Much as the hard drive's technological demise has been predicted over and over again, so has that of silicon technology. Especially the fabrication method known as photolithography. It is identical to the process whereby the copper layer of printed circuit boards is patterned using a photo-sensitive resist, only the scale is incredibly smaller. During the micron line width days of silicon, ordinary light was used to expose the photoresists employed in photolithography. As the linewidths increasingly approached the actual wavelength of light, scattering and reflectance notching all begin to interfere with accurate replication of the masking image being projected onto the wafer.
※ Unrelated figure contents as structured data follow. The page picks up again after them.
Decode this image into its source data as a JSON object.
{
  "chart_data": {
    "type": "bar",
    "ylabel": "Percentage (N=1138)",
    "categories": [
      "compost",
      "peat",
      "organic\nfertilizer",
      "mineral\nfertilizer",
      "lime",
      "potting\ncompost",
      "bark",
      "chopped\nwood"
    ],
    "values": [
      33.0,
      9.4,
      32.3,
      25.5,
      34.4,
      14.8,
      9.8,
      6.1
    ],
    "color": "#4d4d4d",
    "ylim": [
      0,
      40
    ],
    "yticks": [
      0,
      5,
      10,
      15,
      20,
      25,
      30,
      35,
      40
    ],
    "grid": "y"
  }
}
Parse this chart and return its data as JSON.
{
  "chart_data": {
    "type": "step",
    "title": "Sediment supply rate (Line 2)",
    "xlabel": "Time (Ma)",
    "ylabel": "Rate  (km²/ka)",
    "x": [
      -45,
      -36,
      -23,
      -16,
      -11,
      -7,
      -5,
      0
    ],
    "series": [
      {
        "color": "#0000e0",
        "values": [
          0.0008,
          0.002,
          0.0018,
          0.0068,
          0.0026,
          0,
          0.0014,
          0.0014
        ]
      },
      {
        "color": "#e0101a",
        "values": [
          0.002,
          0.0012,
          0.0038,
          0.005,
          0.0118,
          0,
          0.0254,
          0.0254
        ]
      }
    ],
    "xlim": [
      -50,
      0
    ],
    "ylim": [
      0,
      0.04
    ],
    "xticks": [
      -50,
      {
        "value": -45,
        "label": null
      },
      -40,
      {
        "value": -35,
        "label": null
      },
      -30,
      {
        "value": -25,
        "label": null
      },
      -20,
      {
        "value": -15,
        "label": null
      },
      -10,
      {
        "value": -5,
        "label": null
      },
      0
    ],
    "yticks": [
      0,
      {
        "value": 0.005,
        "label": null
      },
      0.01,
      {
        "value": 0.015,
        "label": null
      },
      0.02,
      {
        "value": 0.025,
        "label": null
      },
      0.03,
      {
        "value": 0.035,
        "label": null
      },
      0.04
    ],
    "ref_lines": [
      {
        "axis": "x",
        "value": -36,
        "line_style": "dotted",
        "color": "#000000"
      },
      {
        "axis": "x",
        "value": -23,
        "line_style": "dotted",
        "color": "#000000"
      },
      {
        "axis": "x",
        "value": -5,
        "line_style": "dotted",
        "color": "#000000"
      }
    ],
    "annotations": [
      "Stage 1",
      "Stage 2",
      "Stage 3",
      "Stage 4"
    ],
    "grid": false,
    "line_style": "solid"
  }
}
New approaches using E-Beam (electron beam) and other ultra-narrow beam technologies were developed to circumvent this issue. Remarkably enough, just like the disk drive, which continues to amaze everyone with its longevity, so has photolithography been given new life through the use of Deep UV (Ultra Violet) illumination for developing the resist patterns. It is most likely what Samsung is using to fabricate these little wonders and I am obliged to congratulate them for this achievement. I still have to wonder if they are depositing tungsten conductor layers for this chip using the CVD reactors I used to work on for one of their OEM suppliers.